Jennifer Doudna talks on the currently mainstream method of genetic engineering, using the site-specific CRISPR/Cas system.
In addition to the brief summary of how CRISPR works, she also talks about how genetic engineering is currently being used and predicts the first applications of gene therapy will be mostly for immune system diseases, as white blood cells can be removed from the body and modified ex vivo, or outside the body. I totally agree with this, with our current level of technology it’s far easier to engineer a cell outside the body rather than risk any of the adverse reactions to gene therapy in humans.
Most importantly for this blog, she talks about whether this technology could be used for genetic enhancement. She lists simple things that many of us might even consider no different to vaccines, like enhancing our resistance to cardiovascular disease, before quickly moving into the ‘designer humans’ idea of specifying or changing height or eye colour.

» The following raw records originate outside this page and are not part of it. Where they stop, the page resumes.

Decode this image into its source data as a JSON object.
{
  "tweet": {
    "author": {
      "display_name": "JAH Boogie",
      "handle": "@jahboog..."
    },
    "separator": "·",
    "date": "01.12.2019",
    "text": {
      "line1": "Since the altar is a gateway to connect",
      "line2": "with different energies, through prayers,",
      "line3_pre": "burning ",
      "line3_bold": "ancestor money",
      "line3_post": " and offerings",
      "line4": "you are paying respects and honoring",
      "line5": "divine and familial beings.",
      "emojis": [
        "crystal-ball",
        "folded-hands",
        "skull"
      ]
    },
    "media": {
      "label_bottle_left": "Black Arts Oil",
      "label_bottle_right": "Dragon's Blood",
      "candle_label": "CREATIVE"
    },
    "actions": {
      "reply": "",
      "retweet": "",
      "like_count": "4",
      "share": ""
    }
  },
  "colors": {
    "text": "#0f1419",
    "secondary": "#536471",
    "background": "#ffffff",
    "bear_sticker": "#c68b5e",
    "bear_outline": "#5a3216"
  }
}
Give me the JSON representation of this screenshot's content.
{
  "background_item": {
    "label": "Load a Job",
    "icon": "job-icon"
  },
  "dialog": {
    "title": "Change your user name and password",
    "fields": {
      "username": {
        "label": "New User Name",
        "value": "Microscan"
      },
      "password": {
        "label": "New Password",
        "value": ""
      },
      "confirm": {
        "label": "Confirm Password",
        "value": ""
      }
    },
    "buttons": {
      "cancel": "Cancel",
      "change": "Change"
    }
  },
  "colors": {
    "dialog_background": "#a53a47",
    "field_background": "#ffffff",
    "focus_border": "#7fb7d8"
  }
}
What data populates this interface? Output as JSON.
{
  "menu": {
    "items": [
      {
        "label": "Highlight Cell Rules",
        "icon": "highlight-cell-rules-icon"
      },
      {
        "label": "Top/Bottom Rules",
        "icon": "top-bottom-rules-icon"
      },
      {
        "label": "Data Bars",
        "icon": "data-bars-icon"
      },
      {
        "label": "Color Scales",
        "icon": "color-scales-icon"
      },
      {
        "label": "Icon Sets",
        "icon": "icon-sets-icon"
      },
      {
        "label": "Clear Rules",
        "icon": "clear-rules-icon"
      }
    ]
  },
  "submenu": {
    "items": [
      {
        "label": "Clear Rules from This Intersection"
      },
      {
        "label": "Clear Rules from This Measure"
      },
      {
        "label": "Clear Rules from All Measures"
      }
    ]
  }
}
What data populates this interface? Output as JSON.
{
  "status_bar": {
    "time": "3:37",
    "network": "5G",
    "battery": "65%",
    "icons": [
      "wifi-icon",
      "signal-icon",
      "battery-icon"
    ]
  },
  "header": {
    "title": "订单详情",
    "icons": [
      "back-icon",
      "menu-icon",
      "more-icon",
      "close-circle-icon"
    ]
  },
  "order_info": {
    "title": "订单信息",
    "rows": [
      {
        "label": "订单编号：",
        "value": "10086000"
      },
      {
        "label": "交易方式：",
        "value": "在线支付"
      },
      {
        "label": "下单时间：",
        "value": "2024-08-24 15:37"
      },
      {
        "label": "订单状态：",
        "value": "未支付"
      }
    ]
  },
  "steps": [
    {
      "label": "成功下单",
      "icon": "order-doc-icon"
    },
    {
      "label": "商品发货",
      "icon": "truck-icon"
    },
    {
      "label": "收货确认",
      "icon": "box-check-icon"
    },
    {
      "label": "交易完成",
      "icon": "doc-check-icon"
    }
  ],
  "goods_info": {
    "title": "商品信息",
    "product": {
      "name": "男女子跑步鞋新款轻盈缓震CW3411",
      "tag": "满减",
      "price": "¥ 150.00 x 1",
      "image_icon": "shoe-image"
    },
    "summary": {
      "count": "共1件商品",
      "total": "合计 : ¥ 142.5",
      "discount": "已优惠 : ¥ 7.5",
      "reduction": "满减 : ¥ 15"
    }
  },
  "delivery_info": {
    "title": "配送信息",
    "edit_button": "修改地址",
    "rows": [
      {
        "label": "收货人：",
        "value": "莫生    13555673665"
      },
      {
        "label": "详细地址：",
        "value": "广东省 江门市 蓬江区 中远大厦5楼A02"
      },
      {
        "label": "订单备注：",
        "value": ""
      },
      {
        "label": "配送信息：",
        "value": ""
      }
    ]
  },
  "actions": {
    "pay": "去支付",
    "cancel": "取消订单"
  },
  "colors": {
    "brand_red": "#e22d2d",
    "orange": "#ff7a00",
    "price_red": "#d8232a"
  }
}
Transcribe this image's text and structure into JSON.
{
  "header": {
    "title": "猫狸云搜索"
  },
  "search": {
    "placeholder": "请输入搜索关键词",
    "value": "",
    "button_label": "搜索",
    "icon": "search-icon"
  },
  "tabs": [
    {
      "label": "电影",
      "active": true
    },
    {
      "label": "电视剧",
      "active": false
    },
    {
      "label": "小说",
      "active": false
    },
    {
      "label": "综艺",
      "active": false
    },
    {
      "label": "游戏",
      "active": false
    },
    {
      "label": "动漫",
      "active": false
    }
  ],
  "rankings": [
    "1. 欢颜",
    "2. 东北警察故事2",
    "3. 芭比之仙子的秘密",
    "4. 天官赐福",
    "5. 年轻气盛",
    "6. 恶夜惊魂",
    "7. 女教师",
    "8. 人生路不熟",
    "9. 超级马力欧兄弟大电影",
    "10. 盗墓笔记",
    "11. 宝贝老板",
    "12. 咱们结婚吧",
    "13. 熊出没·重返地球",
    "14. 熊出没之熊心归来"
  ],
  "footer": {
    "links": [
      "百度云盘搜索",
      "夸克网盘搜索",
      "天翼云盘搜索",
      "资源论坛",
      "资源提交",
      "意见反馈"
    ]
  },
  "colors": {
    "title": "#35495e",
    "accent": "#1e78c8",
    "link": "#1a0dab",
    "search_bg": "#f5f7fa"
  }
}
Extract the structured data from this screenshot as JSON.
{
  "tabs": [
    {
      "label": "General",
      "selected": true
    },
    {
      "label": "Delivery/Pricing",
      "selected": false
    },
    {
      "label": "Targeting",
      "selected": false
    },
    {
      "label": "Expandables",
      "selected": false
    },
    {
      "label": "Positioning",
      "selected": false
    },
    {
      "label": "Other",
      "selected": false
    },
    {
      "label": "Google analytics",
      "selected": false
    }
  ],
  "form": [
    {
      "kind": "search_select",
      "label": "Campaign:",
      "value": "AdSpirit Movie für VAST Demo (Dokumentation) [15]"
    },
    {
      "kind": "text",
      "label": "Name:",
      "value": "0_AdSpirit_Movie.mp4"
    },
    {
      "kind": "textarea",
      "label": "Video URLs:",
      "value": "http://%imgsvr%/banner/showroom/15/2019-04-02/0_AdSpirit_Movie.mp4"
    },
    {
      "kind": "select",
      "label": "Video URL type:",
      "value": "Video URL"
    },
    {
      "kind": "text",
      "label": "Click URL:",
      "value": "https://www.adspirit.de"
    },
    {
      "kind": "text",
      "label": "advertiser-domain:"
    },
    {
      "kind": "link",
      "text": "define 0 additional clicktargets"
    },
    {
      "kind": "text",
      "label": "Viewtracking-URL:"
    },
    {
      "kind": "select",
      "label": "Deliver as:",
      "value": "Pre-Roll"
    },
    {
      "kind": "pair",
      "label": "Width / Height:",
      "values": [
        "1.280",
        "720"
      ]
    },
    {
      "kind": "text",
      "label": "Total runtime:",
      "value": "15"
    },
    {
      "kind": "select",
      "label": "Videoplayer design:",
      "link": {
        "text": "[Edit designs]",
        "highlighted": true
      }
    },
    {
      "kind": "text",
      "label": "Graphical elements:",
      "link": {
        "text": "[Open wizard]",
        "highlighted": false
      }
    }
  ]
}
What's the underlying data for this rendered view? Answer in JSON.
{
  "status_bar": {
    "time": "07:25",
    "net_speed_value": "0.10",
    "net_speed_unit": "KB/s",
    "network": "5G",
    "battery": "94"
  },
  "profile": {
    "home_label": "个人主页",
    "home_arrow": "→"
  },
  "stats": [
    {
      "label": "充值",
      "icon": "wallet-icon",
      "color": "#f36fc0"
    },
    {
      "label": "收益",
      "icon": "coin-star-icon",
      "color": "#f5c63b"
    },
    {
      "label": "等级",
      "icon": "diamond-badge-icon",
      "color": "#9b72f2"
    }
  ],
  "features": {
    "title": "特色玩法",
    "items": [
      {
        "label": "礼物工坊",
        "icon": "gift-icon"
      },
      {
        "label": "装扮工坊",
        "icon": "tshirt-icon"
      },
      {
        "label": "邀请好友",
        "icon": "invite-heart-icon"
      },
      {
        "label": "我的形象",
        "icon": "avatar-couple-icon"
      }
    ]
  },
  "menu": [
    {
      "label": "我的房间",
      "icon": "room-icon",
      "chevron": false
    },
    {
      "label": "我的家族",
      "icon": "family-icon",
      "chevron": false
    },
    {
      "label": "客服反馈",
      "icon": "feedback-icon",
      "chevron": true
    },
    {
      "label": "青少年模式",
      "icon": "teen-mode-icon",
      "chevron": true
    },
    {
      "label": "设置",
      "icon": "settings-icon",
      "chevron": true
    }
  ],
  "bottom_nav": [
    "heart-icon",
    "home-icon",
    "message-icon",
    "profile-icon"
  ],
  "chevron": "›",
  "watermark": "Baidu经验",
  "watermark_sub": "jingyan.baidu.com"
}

She backs up the moratorium on human germline genetic engineering that I have mentioned on this blog before. I have my objections to this idea (see my previous post for those details), but I have just thought of another problem. As mentioned, cells that can be removed from the body and modified in a dish are most likely the first ones we will be able to modify. In addition to blood cells, and perhaps therapies based on stem cells, our gametes (sperm and eggs) are cells that can be removed from the body (especially so with sperm) and modified outside the body, used to create embryos that can be re-implanted. Thus, it’s likely to be relatively easy to prevent certain genetic diseases before embryos with those disease genes are even created.
I suspect the pressure to cure diseases will be much greater than the pressures to create a clone, so a moratorium on human germline engineering is probably going to be more difficult to defend than the one on cloning.